Lorenzo, forse proprio ispirato da questi miei frammenti autobiografici, ad un certo punto si alza ed esclama “ce l’ho io un video!” e propone di guardare quello che, secondo lui, non si poteva perdere se si voleva parlare rap «che conta»: 6 A.M. del produttore hip-hop Night Skinny.

Sebbene sapessi bene chi fosse l’artista – avevo avuto modo anche di conoscerlo personalmente perchè aveva prodotto i beats per il mio amico (e grande rapper, e insegnante, e educatore…) Andrea “Mastino” – quel video me l’ero proprio perso.

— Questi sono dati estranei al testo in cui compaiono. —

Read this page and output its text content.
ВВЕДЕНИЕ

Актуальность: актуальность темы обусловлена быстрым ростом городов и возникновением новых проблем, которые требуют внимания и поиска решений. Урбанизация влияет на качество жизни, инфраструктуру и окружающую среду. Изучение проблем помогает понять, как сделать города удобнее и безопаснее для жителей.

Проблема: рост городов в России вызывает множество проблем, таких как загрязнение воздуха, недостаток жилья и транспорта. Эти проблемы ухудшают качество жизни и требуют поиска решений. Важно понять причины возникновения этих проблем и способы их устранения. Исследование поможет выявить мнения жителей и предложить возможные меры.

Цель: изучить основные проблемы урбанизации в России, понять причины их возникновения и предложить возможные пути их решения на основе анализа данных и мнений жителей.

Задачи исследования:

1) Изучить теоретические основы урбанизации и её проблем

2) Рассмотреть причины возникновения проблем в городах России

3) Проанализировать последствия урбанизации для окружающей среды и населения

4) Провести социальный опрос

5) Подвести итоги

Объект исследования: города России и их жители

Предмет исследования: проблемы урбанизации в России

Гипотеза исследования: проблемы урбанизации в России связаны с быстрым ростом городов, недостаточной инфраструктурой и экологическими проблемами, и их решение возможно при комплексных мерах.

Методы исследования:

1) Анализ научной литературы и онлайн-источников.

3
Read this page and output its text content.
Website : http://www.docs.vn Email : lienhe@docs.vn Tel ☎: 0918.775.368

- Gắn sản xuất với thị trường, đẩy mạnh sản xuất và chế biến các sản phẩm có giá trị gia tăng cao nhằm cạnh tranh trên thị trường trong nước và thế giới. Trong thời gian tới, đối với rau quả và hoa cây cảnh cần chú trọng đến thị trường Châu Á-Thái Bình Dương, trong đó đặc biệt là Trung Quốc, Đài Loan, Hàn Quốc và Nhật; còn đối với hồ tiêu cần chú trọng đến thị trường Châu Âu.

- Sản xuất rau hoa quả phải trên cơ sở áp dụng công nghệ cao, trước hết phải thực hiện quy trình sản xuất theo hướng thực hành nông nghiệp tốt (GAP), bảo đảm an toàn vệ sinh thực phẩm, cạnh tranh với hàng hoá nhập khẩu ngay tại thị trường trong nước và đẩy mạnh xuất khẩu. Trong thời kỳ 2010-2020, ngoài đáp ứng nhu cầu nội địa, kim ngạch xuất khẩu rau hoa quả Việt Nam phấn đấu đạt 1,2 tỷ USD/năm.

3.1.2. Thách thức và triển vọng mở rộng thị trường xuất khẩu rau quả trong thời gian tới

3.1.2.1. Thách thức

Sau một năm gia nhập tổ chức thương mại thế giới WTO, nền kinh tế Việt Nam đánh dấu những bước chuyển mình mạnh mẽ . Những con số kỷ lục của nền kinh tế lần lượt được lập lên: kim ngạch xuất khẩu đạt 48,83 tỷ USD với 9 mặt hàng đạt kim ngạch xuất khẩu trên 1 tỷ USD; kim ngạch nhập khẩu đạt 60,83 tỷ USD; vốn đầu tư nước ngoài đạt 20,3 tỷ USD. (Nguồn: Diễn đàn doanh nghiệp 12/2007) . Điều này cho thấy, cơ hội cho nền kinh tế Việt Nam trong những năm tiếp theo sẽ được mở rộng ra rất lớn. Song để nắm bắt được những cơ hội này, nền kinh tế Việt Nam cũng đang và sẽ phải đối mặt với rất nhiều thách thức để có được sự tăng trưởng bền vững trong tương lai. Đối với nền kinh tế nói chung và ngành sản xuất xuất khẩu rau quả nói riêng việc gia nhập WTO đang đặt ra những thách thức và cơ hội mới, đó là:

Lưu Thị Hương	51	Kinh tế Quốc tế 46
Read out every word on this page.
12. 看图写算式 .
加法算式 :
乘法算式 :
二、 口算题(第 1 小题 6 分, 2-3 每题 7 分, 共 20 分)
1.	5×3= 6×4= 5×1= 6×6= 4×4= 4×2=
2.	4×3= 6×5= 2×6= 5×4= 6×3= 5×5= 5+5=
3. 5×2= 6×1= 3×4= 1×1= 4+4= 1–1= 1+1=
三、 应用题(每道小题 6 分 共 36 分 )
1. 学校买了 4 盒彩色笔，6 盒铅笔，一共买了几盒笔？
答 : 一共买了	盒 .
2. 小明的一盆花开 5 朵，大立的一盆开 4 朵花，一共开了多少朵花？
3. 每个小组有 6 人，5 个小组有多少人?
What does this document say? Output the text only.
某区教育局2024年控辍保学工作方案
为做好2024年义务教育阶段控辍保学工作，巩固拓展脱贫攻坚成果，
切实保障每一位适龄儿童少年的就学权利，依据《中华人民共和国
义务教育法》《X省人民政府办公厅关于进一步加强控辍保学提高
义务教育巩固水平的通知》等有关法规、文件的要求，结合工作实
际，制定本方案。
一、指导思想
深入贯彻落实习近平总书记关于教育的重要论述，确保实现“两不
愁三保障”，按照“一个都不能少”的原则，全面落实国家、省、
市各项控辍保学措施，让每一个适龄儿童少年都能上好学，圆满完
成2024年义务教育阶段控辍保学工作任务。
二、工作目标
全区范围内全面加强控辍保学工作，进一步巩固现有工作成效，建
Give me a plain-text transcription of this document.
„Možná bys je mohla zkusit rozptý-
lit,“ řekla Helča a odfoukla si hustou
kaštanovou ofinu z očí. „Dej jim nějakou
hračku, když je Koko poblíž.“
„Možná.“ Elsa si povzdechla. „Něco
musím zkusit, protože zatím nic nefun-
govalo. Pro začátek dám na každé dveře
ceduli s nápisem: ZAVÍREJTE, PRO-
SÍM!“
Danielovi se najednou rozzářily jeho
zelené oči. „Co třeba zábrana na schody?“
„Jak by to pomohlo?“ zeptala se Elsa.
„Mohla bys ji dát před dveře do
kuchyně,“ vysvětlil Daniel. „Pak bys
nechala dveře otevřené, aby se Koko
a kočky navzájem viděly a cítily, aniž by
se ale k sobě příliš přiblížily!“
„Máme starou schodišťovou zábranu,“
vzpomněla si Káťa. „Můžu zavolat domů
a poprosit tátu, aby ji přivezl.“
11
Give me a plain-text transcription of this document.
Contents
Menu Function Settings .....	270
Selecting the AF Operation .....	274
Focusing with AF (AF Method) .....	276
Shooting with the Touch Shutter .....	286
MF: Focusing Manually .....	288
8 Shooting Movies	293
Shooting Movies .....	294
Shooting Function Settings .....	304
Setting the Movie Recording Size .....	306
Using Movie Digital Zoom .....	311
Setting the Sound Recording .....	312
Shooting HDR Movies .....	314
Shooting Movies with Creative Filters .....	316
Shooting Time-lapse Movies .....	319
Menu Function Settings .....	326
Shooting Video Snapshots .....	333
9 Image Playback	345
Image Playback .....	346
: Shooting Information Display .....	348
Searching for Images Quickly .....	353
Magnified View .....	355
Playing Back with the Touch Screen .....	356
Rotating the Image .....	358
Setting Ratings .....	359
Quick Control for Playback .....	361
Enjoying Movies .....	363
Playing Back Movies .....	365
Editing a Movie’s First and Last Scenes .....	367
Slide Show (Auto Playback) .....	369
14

La parte strumentale è opera dello stesso Night Skinny, mentre quella vocale affidata a Izi e Gue Pequeno; due personaggi, in particolare l’ultimo, su cui ho sempre avuto molte resistenze dati i clichè di cui si compongono spesso le sue canzoni.

Avevamo però un pò di tempo e dico ok a Lorenzo.
I venti minuti successivi sono stati un momento davvero stimolante di riflessione non solo sul rap e la trap, ma in generale sui vissuti degli adolescenti attuali, e sul mondo in cui viviamo.

Guardiamo allora il video insieme, è davvero fatto bene, è realizzato completamente in animazione; per 4 minuti rimaniamo in silenzio e lasciamo che le immagini animate evocative che ci scorrano davanti agli occhi.

Vi consiglio di guardarlo anche voi, poi andate avanti a leggere

Al termine chiedo ai ragazzi di provare a scegliere un’immagine, un fotogramma che gli risuona particolarmente, che sentono come significativo (in genere questa semplice consegna è un buon punto di partenza per lavorare in modo riflessivo ed esperienziale su uno stimolo video).

L’infanzia serena

La prima scena che evidenziano, e sui cui convergono in molti, sono le 7 sfere del drago. Io, che per motivi generazionali, Dragon Ball andrò a guardarmelo solo dopo quel giorno (chiedo scusa al mondo…), non le avevo neanche riconosciute. Mi spiegano che nell’anime ci sono queste 7 sfere (da cui il nome della serie) sparse per il mondo. Chi riesce a trovarle tutte può esprimere un desiderio al drago (che compare anche nel video nel fotogramma successivo) che lo esaudirà. Una volta esaudito le sfere si ridistribuiscono immediatamente in diversi luoghi remoti del pianeta (non pensavo che un lavoro a tema hip-hop ci avrebbe anzitutto portato così in fretta sui lidi della pedagogia nerd).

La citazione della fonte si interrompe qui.